The Canadian Securities Administrators (CSA) are demanding revisions to the Investment Industry Regulatory Organization of Canada’s (IIROC) version of certain Client Relationship Model reforms that are to be implemented over the next couple of years.
IIROC Thursday republished proposed changes to its rules that aim to implement the so-called CRM2 reforms in 2015 and 2016. The expectation is that the self-regulators’ versions of these rules will be essentially equivalent to the CSA rules, and that SRO firms will be exempt from the CSA’s CRM2 rules, as a result. However, according to the notice spelling out the proposed revisions, the CSA and IIROC clashed over a particular aspect of IIROC’s proposed rules that they CSA insists is not “materially harmonized” with the CSA’s version of these rules.

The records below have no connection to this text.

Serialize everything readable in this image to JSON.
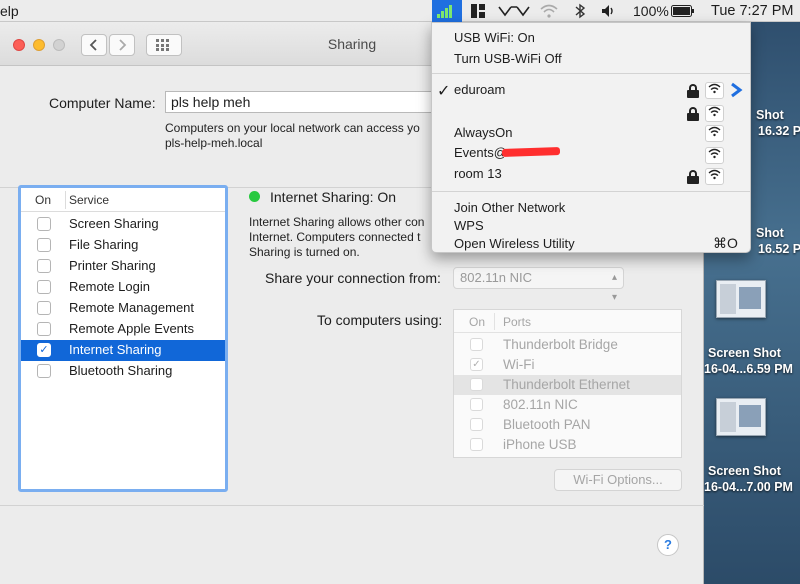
{
  "menubar": {
    "app_menu": "elp",
    "battery": "100%",
    "clock": "Tue 7:27 PM"
  },
  "desktop": {
    "items": [
      {
        "label1": "Shot",
        "label2": "16.32 PM"
      },
      {
        "label1": "Shot",
        "label2": "16.52 PM"
      },
      {
        "label1": "Screen Shot",
        "label2": "16-04...6.59 PM"
      },
      {
        "label1": "Screen Shot",
        "label2": "16-04...7.00 PM"
      }
    ]
  },
  "window": {
    "title": "Sharing",
    "computer_name_label": "Computer Name:",
    "computer_name_value": "pls help meh",
    "local_note_line1": "Computers on your local network can access yo",
    "local_note_line2": "pls-help-meh.local",
    "service_header": {
      "on": "On",
      "service": "Service"
    },
    "services": [
      {
        "label": "Screen Sharing",
        "checked": false
      },
      {
        "label": "File Sharing",
        "checked": false
      },
      {
        "label": "Printer Sharing",
        "checked": false
      },
      {
        "label": "Remote Login",
        "checked": false
      },
      {
        "label": "Remote Management",
        "checked": false
      },
      {
        "label": "Remote Apple Events",
        "checked": false
      },
      {
        "label": "Internet Sharing",
        "checked": true,
        "selected": true
      },
      {
        "label": "Bluetooth Sharing",
        "checked": false
      }
    ],
    "status_title": "Internet Sharing: On",
    "status_desc_line1": "Internet Sharing allows other con",
    "status_desc_line2": "Internet. Computers connected t",
    "status_desc_line3": "Sharing is turned on.",
    "share_from_label": "Share your connection from:",
    "share_from_value": "802.11n NIC",
    "to_computers_label": "To computers using:",
    "ports_header": {
      "on": "On",
      "ports": "Ports"
    },
    "ports": [
      {
        "label": "Thunderbolt Bridge",
        "checked": false
      },
      {
        "label": "Wi-Fi",
        "checked": true
      },
      {
        "label": "Thunderbolt Ethernet",
        "checked": false,
        "highlighted": true
      },
      {
        "label": "802.11n NIC",
        "checked": false
      },
      {
        "label": "Bluetooth PAN",
        "checked": false
      },
      {
        "label": "iPhone USB",
        "checked": false
      }
    ],
    "wifi_options_button": "Wi-Fi Options...",
    "help_button": "?"
  },
  "wifi_menu": {
    "status": "USB WiFi: On",
    "toggle": "Turn USB-WiFi Off",
    "connected_check": "✓",
    "networks": [
      {
        "name": "eduroam",
        "locked": true,
        "connected": true
      },
      {
        "name": "",
        "locked": true,
        "connected": false
      },
      {
        "name": "AlwaysOn",
        "locked": false,
        "connected": false
      },
      {
        "name": "Events@",
        "locked": false,
        "connected": false
      },
      {
        "name": "room 13",
        "locked": true,
        "connected": false
      }
    ],
    "join_other": "Join Other Network",
    "wps": "WPS",
    "open_utility": "Open Wireless Utility",
    "open_utility_shortcut": "⌘O"
  },
  "colors": {
    "selection": "#1167d8",
    "status_dot": "#27c93f",
    "wifi_active_bg": "#1f6fe0",
    "redaction": "#ff2e2e"
  }
}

Specifically, the notice indicates that the CSA and IIROC disagree over their approach to reporting certain off-book positions to clients. Back in June, IIROC received a letter from CSA staff indicating that they concluded that IIROC’s proposed amendments were not materially harmonized with the equivalent CSA requirements “because of a difference between the scope of the client positions that IIROC proposed be included” in reports on client positions held outside of the dealer, and in additional quarterly statements.

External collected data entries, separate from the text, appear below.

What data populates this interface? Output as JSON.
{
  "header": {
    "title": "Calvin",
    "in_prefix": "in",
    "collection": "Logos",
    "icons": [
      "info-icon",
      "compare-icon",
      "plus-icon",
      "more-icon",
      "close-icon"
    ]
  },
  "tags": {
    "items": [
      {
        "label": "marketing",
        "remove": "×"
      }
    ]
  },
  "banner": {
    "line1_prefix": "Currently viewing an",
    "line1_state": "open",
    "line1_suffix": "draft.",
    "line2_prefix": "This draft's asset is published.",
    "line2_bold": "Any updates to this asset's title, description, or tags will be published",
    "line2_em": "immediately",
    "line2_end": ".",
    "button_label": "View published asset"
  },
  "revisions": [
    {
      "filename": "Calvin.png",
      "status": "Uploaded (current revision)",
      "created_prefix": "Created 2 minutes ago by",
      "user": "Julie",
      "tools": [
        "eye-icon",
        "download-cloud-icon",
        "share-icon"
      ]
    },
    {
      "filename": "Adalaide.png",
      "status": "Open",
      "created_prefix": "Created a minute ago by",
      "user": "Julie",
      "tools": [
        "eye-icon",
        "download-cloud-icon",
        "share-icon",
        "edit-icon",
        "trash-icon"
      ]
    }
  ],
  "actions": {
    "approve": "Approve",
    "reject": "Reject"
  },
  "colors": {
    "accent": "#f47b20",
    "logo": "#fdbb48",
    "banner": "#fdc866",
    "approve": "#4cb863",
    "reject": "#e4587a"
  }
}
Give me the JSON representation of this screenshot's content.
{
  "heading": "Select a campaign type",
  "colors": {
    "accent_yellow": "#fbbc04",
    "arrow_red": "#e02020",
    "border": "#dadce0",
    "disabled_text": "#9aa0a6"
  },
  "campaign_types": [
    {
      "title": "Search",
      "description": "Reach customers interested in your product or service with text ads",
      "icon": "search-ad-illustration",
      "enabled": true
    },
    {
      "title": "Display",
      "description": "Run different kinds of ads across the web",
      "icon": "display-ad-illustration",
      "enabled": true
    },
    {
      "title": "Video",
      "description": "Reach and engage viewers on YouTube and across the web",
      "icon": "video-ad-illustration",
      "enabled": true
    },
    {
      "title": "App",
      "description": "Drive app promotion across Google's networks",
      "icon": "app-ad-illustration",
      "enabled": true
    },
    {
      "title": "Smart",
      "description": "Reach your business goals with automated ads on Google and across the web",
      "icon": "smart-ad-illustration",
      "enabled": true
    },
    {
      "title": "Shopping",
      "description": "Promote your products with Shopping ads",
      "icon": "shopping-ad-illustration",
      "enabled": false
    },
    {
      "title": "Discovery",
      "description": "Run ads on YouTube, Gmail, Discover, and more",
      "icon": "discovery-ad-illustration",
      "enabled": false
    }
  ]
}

The notice says IIROC’s proposed rules would only require reports on off-book positions where the firm receives ongoing compensation; whereas the CSA rules require reporting of all off-book positions in securities issued by a scholarship plan, mutual fund, labour-sponsored fund, in addition to any securities where the dealer receives ongoing compensation.

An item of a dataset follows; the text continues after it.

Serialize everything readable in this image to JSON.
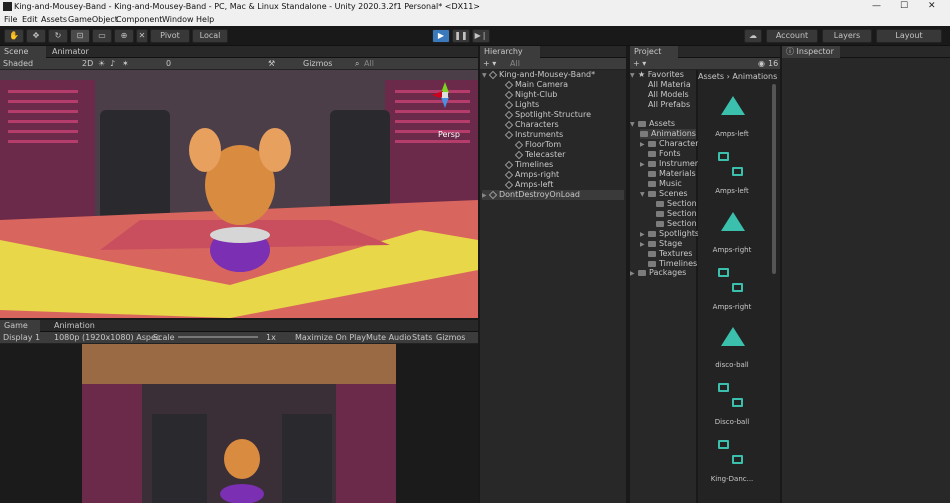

“While we believe that the scope difference between our respective rules is immaterial,” IIROC says, it has nevertheless revised its proposals to follow the CSA’s approach.
At the same time, IIROC says that it will also consider providing exemptions from this reporting to firms that “can demonstrate that the costs of building and administering this new client reporting capability significantly outweigh the benefits to the client of also receiving off-book position information”. It says this exemption is designed to ensure that dealers that have an immaterial number of clients, and/or have an immaterial dollar amount of off-book client positions to report, won’t have to build a new capability to report on off-book positions.
“IIROC staff recognizes that this revision to its proposals will likely have a significant impact on the costs that must be borne by its [dealers], in that they will be required to either build and maintain this new reporting capability or expend resources to demonstrate to IIROC that they should be exempted from this revised requirement to report to clients on their off-book positions,” it says; adding that clients may ultimately end up paying for these additional costs.
The SRO also maintains that it continues to believe that its approach is better, in that, it leaves firms with a “simple choice between: building the new reporting capability and continuing the receive ongoing compensation on the off-book positions; and, not building the new reporting capability and not receiving ongoing compensation on the off-book positions.” This would also mean consistent reporting treatment for off-book positions, rather than treating certain products, such as mutual funds, differently, it says.
Nevertheless, comments on the CSA-mandated revisons, and what IIROC says, are other immaterial revisions, are due by November 17.